Trotz dieser alarmierenden Zahl erwarten die Händler in den nächsten fünf Jahren keine Zinssenkungen von der Federal Reserve, obwohl die Erwartungen an eine Zinserhöhung nach den jüngsten Beschäftigungsberichten und stabilen Inflationsdaten nachgelassen haben.
In einer positiven Entwicklung für den amerikanischen Automobilsektor kündigte Ford Motor Pläne an, die Produktion seiner Lincoln-Fahrzeuge ab 2030 inländisch zu steigern und Importe aus China schrittweise abzubauen, um seine Position als führender US-Automobilhersteller zu stärken.
Unterdessen erlebt der Technologiesektor einen intensiveren Wettbewerb im Bereich KI zwischen den USA und China, was durch die Veröffentlichung offener KI-Modelle von Meta und Nvidia zur Förderung von Innovationen hervorgehoben wird.
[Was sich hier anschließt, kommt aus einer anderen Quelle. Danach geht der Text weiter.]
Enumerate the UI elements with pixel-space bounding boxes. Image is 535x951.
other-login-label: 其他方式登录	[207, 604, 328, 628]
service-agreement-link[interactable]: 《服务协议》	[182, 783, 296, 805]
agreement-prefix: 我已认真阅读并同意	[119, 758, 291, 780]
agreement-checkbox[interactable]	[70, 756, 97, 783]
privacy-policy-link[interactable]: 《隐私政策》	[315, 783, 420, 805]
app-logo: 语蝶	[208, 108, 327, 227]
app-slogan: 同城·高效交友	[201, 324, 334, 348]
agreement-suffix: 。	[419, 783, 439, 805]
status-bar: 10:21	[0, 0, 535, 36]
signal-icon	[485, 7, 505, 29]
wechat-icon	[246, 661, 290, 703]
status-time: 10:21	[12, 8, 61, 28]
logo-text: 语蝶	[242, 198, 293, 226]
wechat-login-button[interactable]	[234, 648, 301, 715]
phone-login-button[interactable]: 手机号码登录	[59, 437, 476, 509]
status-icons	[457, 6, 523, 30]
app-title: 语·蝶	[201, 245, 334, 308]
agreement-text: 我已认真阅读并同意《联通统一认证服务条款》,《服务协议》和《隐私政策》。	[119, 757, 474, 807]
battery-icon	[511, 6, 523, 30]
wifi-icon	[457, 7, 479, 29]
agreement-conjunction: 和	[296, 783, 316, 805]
Darüber hinaus haben geopolitische Spannungen im Nahen Osten, insbesondere Angriffe auf Schiffe im Golf von Oman und im Roten Meer, Bedenken hinsichtlich von Störungen der Energieversorgung geweckt, obwohl die Märkte Resilienz gezeigt haben, wobei zwei der drei US-Benchmark-Indizes gestiegen sind.
Der größte Staatsfonds der Welt in Norwegen berichtete von einem Rekordgewinn von 184 Milliarden US-Dollar, der hauptsächlich durch einen Anstieg der asiatischen Technologiewerte getrieben wurde, wobei ein erheblicher Teil seines Portfolios in US-Aktien investiert ist, darunter große Unternehmen wie Nvidia, Apple und Microsoft.